§ 3. Sir C. Osborne
asked the Minister of Power why nuclear power stations have been built at a cost of £500 million more than comparable coal-fired power stations would have cost; and what reply he has sent to the representations made 821 to him by the Chairman of the National Coal Board on this matter.
§ Mr. Marsh
I am aware that the Chairman of the National Coal Board has quoted a figure of £500 million as the extra cost of the first nuclear power programme compared with a similar capacity of conventional stations, but this figure does not take into account the considerable savings in running costs once the stations have been built.
§ Sir C. Osborne
But is not the Minister aware that miners throughout the country feel that they are having a raw deal and have legitimate complaints on this issue? What is the right hon. Gentleman doing to meet the legitimate fears of these men?
§ Mr.
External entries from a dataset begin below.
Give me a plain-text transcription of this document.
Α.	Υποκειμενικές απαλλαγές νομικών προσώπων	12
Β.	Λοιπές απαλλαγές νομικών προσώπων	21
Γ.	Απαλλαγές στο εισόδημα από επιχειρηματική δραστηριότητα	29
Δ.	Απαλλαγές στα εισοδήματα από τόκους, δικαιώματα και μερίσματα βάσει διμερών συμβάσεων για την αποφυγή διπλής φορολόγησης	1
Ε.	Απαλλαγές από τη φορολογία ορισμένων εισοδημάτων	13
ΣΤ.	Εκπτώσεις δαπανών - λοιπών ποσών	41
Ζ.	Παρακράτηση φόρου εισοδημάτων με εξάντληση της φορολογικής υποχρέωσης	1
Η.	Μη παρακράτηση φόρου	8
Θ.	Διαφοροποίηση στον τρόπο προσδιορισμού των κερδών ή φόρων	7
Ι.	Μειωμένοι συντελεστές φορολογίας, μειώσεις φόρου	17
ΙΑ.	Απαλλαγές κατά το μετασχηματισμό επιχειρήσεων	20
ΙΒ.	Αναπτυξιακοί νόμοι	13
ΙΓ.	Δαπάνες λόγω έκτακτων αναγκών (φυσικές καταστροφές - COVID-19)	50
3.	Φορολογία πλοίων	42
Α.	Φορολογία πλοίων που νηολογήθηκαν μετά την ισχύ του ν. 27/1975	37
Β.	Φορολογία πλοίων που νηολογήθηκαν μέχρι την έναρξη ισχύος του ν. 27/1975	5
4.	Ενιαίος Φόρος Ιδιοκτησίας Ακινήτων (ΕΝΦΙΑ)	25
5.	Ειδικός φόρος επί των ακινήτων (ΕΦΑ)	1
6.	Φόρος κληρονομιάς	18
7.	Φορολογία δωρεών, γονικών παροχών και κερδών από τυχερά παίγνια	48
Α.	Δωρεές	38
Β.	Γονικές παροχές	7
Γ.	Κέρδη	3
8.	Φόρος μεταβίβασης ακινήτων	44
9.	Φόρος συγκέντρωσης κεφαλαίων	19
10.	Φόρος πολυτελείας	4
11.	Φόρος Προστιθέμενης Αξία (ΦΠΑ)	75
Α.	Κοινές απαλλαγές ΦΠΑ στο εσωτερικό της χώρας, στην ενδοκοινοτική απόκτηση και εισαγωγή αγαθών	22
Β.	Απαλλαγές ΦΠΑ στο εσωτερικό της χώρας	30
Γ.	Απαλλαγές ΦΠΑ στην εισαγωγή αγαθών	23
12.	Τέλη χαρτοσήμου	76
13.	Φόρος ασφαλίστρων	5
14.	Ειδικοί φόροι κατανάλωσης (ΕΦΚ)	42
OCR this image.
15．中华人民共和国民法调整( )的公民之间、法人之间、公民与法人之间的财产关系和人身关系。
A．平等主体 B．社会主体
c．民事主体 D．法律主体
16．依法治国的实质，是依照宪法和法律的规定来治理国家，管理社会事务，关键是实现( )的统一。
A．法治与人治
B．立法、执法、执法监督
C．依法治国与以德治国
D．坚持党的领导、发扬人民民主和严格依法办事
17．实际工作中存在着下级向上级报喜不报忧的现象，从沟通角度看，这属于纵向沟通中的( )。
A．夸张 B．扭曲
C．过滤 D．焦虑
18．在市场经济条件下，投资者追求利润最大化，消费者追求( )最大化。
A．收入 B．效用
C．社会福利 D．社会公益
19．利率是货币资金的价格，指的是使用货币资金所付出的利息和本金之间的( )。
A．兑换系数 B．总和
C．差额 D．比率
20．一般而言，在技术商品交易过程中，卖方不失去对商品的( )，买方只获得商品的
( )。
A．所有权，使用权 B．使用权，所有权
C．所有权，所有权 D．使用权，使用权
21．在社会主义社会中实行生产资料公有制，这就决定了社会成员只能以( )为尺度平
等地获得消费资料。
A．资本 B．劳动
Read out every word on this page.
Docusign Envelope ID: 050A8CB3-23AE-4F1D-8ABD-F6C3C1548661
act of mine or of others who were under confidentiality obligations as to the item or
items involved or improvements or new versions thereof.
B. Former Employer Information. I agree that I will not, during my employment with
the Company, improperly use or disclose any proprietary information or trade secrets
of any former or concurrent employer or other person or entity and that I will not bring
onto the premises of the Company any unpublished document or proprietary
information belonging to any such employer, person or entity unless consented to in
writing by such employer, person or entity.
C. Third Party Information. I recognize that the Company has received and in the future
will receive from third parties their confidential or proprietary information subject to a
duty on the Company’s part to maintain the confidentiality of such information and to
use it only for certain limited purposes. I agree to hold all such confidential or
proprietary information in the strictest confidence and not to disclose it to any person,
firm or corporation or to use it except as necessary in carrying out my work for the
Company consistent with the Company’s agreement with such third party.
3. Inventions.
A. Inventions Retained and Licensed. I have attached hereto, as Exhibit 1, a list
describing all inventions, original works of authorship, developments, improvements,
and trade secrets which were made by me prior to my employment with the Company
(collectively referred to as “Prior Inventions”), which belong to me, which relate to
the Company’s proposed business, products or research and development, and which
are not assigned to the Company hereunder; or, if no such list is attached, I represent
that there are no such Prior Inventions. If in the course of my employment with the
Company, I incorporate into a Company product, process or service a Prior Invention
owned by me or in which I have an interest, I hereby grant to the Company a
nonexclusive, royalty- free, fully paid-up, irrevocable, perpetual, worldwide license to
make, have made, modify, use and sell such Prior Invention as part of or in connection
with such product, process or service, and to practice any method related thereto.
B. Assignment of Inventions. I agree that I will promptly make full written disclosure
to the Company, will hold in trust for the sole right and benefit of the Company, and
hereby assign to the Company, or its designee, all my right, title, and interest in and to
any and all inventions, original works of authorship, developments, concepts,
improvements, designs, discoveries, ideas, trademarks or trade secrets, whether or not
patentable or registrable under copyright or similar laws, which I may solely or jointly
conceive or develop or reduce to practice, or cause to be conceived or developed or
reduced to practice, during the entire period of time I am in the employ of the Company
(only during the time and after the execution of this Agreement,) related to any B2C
Shinwell
Does my right hon. Friend realise that this constant dispute between himself on behalf of the Ministry over which he presides and the Chairman of the National Coal Board is causing a lot of confusion, particularly in mining circles? How is it possible to resolve the dispute? He retains the Chairman of the Coal Board in his position and yet, at the same time, he never seems to agree with him.
§ Mr. Marsh
There are two separate issues. The hon. Member for Louth (Sir C. Osborne) raised the question of the first nuclear power programme, which I personally think was too big, but none the less it is there. There is room for legitimate debate about the nuclear costs of the stations which are to follow. There is no reason why the Chairman of the Coal Board should not express views which he holds very strongly.
§ Mrs. Thatcher
Would not the Minister agree that had it not been for the first nuclear power programme we should not be in a position in which we could get nuclear power as cheaply, if not more cheaply, than coal power?
§ Mr. Edwin Wainwright
In so far as the first phasing of nuclear power proved very expensive, and since building five nuclear power stations of the a.g.r. type might be expensive, has my right hon. Friend considered building three instead of five stations so that we can obtain sufficient knowhow on nuclear power?
§ Mr. Marsh
There is a great deal of discussion going on into the question of the load forecast in order to work out exactly how many stations we should build and when. But I do not think that there can be any argument that, with the future nuclear power stations, the costs of generation will be low compared with other fuels.